Jusqu’à quel point ne rien faire peut-il être élevé au rang de coup de génie ? Il n’y avait que Mario Lemieux pour nous plonger dans la confusion à ce sujet. Aux Jeux olympiques de Salt Lake City, le Canada affronte les États-Unis dans une finale fort attendue. Alors que les Américains sont en avance 1-0, le défenseur Chris Pronger envoie une rondelle vers le filet. Lemieux est la cible évidente. Or, le 66, dans un geste d’une fluidité indescriptible, fait mine d’étendre son bâton, mais se désiste et ouvre légèrement les jambes en se laissant glisser vers le filet. Le défenseur Aaron Miller, complètement hypnotisé par Lemieux, ne voit jamais Paul Kariya foncer sur l’aile gauche pour s’emparer du disque et l’envoyer derrière le gardien Mike Richter. Je me rappelle que, dans les heures et jours suivants, on se demandait ici et là si le jeu était fortuit ou délibéré. La réponse ne pourrait être plus claire pour moi. Si Mario Lemieux laisse passer la rondelle, c’est qu’il l’a décidé. Pour moi qui adore être récompensé à ne rien faire, c’est tout simplement prodigieux.

Alexandre Pratt

PHOTO FRANK LENNON, ARCHIVES GETTY IMAGES

Paul Henderson marque le but victorieux de la Série du siècle, face à l’URSS, en 1972.
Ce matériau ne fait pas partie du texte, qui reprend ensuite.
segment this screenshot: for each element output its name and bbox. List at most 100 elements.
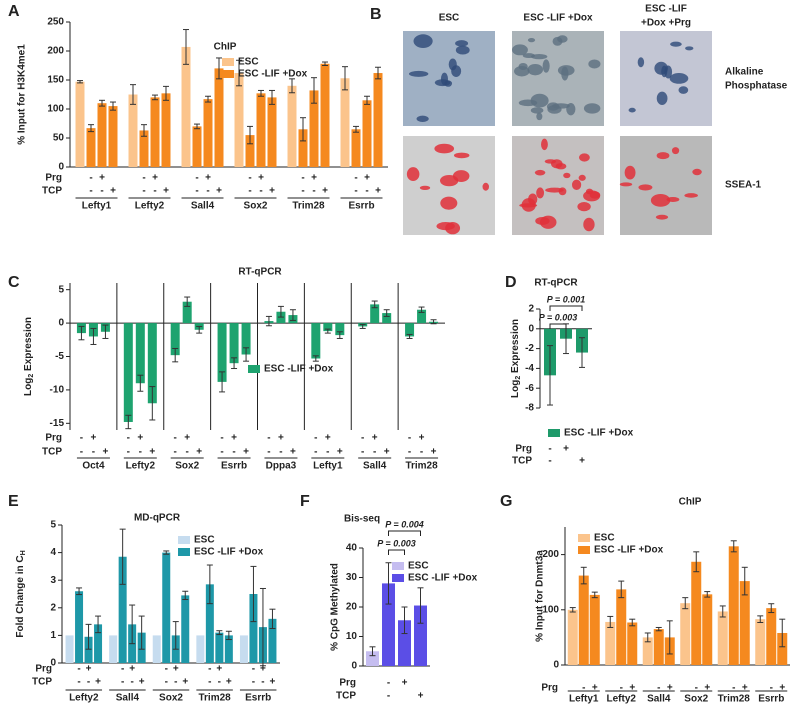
x-tick-label: Oct4: [82, 461, 105, 472]
significance-label: P = 0.003: [539, 312, 577, 322]
treatment-mark: +: [137, 433, 143, 444]
cell-colony: [678, 86, 689, 94]
treatment-mark: -: [220, 447, 223, 458]
bar: [728, 546, 739, 665]
bar: [351, 129, 361, 167]
cell-colony: [656, 152, 670, 160]
row-label: Phosphatase: [725, 81, 788, 92]
cell-colony: [552, 103, 570, 109]
legend-swatch: [392, 574, 404, 582]
treatment-label: Prg: [45, 173, 62, 184]
treatment-mark: +: [243, 447, 249, 458]
treatment-mark: -: [314, 447, 317, 458]
y-tick-label: 100: [47, 104, 64, 115]
cell-colony: [583, 103, 601, 114]
bar: [84, 636, 93, 663]
legend-swatch: [178, 548, 190, 556]
cell-colony: [434, 79, 451, 87]
treatment-mark: +: [173, 664, 179, 675]
bar: [382, 583, 395, 666]
cell-colony: [530, 53, 548, 60]
y-axis-label-part: Log: [510, 380, 521, 398]
bar: [417, 309, 427, 324]
x-tick-label: Sall4: [116, 693, 140, 704]
legend-label: ESC -LIF +Dox: [594, 545, 664, 556]
x-tick-label: Lefty2: [135, 201, 165, 212]
treatment-label: Prg: [541, 683, 558, 694]
treatment-mark: +: [216, 664, 222, 675]
treatment-mark: -: [89, 173, 92, 184]
treatment-mark: -: [174, 447, 177, 458]
cell-colony: [555, 163, 567, 170]
treatment-mark: -: [387, 691, 390, 702]
treatment-mark: +: [270, 677, 276, 688]
treatment-mark: +: [563, 444, 569, 455]
treatment-mark: +: [667, 683, 673, 694]
legend-swatch: [578, 534, 590, 542]
treatment-mark: -: [142, 186, 145, 197]
bar: [241, 323, 251, 355]
bar: [215, 632, 224, 663]
treatment-mark: +: [337, 447, 343, 458]
cell-colony: [561, 66, 569, 81]
cell-colony: [512, 44, 528, 56]
treatment-mark: -: [314, 433, 317, 444]
treatment-mark: -: [312, 186, 315, 197]
treatment-mark: +: [95, 677, 101, 688]
bar: [97, 103, 107, 167]
bar: [162, 552, 171, 663]
legend-label: ESC -LIF +Dox: [264, 364, 334, 375]
treatment-mark: -: [100, 186, 103, 197]
treatment-label: TCP: [42, 447, 62, 458]
cell-colony: [534, 169, 546, 176]
chart-title: MD-qPCR: [134, 513, 181, 524]
bar: [192, 126, 202, 167]
y-tick-label: 4: [50, 547, 56, 558]
treatment-mark: -: [206, 186, 209, 197]
legend-label: ESC: [194, 535, 215, 546]
bar: [109, 635, 118, 663]
cell-colony: [650, 193, 671, 207]
column-header: ESC: [439, 13, 460, 24]
bar: [370, 304, 380, 324]
treatment-mark: -: [87, 677, 90, 688]
chart-title: RT-qPCR: [534, 278, 578, 289]
treatment-mark: -: [186, 447, 189, 458]
y-tick-label: 3: [50, 575, 56, 586]
cell-colony: [552, 36, 563, 46]
y-tick-label: -6: [525, 383, 534, 394]
cell-colony: [669, 73, 689, 84]
cell-colony: [656, 91, 668, 105]
y-axis-label-part: Expression: [23, 317, 34, 374]
treatment-mark: +: [372, 433, 378, 444]
panel-letter: B: [370, 6, 382, 23]
x-tick-label: Trim28: [718, 694, 751, 705]
cell-colony: [542, 59, 550, 73]
panel-letter: G: [500, 493, 512, 510]
cell-colony: [664, 65, 673, 79]
y-axis-label-part: 2: [28, 374, 35, 378]
cell-colony: [578, 174, 586, 181]
treatment-label: TCP: [336, 691, 356, 702]
y-tick-label: 2: [50, 602, 56, 613]
treatment-mark: -: [248, 173, 251, 184]
bar: [642, 637, 653, 665]
x-tick-label: Trim28: [198, 693, 231, 704]
y-tick-label: 5: [50, 520, 56, 531]
cell-colony: [638, 184, 653, 191]
treatment-label: TCP: [512, 456, 532, 467]
cell-colony: [579, 153, 590, 162]
treatment-mark: +: [311, 173, 317, 184]
y-tick-label: 200: [47, 46, 64, 57]
y-tick-label: 40: [346, 543, 358, 554]
bar: [267, 97, 277, 167]
cell-colony: [583, 217, 595, 232]
row-label: Alkaline: [725, 67, 764, 78]
cell-colony: [684, 193, 698, 198]
bar: [717, 611, 728, 665]
cell-colony: [685, 46, 694, 51]
bar: [181, 595, 190, 663]
treatment-mark: -: [326, 447, 329, 458]
treatment-mark: -: [127, 447, 130, 458]
cell-colony: [527, 63, 544, 76]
Le but de Paul Henderson qui a procuré la victoire au Canada dans le huitième et dernier match de la Série du siècle, face à l’URSS, en 1972. Les Canadiens n’étaient qu’à 34 secondes de devoir partager les honneurs de la série avec les Soviétiques, qui étaient « venus pour apprendre ». Le but de Henderson fut le clou d’un affrontement qui a captivé deux nations pendant... 26 jours !

Jean-François Téotonio

Je dois avouer mon parti pris, ici. Je suis portugais d’origine. Je ne peux donc faire autrement que de vouloir me mettre dans les espadrilles d’Éder, à la 109minute de la finale de l’Euro 2016 contre la France. C’était 0-0, en prolongation. Éder, qui n’avait marqué que quatre fois pour sa sélection, a obtenu le ballon à 10 m de la surface de réparation. Il était entouré de cinq Français, qui le regardaient aller. Ils ne se doutaient de rien, venant de lui. Son tir, bas et éloigné, s’est frayé un chemin jusqu’au fond du filet. C’était 1-0, et le Portugal allait remporter le premier championnat majeur de son histoire. Éder, qui n’avait joué que 11 minutes durant tout le tournoi avant la finale, devenait le plus grand héros du pays. Oui, oui, même devant Cristiano Ronaldo, sorti blessé à la 25minute. Ce dernier a éclaté en sanglots – de joie – sur les lignes de côté. Imaginez provoquer cette réaction au plus grand joueur de tous les temps, en plus de délivrer toute une nation de la tension intenable d’une finale de compétition majeure. Le rêve de tout athlète, de la ligue de garage la plus amateur au sommet le plus haut de son sport.